On Friday, the Tehran crowd heard: “The judiciary should confront people who continue this sedition … with the maximum punishment,” said Mohammad Hossein Rahimian, a representative of Ayatollah Khamenei, according to Fars News agency, as translated by Reuters.
Iran’s judiciary chief, Sadegh Larijani, meanwhile, gave this warning two days earlier: “I say to leaders of the sedition that we have enough evidence against you,” ILNA news agency quoted him saying. “If the regime has shown tolerance until now, don’t suppose that we do not understand.”
Larijani said the opposition leader actions were “contrary to national security” and a “clear crime,” according to a translation by Agence France-Presse. Their statements allowed “Western countries to make out that the government of the Islamic Republic was in disarray.”

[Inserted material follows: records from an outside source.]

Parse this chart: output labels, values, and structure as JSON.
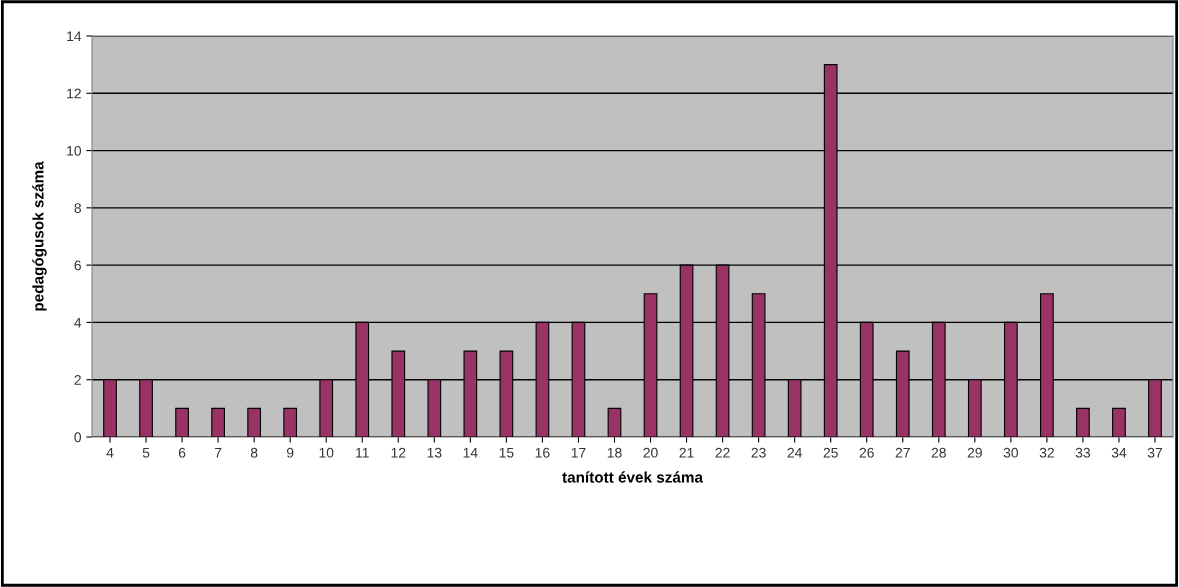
{
  "chart_data": {
    "type": "bar",
    "xlabel": "tanított évek száma",
    "ylabel": "pedagógusok száma",
    "categories": [
      "4",
      "5",
      "6",
      "7",
      "8",
      "9",
      "10",
      "11",
      "12",
      "13",
      "14",
      "15",
      "16",
      "17",
      "18",
      "20",
      "21",
      "22",
      "23",
      "24",
      "25",
      "26",
      "27",
      "28",
      "29",
      "30",
      "32",
      "33",
      "34",
      "37"
    ],
    "values": [
      2,
      2,
      1,
      1,
      1,
      1,
      2,
      4,
      3,
      2,
      3,
      3,
      4,
      4,
      1,
      5,
      6,
      6,
      5,
      2,
      13,
      4,
      3,
      4,
      2,
      4,
      5,
      1,
      1,
      2
    ],
    "color": "#993366",
    "ylim": [
      0,
      14
    ],
    "yticks": [
      0,
      2,
      4,
      6,
      8,
      10,
      12,
      14
    ],
    "grid": "y"
  }
}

Why Iran has held back from arresting top leaders
But the advent of Moharram – which Shiites have marked for centuries with dramatic public passion plays called Taziyeh – complicates the picture for the authorities.
The top tier of opposition leaders have not been arrested yet, it is widely believed, because the scale of the backlash would be unpredictable.
“The moment when the regime holds guns against its own people – that’s the end of dialogue,” says Mehtari.
Even outside Iran, there are dangers for those who criticize the regime. In Turkey, Iranian agents – who, like the Iranian asylum seekers, do not need a visa to enter – have stopped him twice on the street and told him to shut up, because “we know how to deal with you.”
Another asylum seeker, 21-year-old Maryam Sabri, was recently assaulted on the street in central Turkey after dark by two suspected Iranian agents, who slapped her so hard she fell, then kicked and beat her just two days after she repeated in a BBC interview her claims of being raped four times in detention.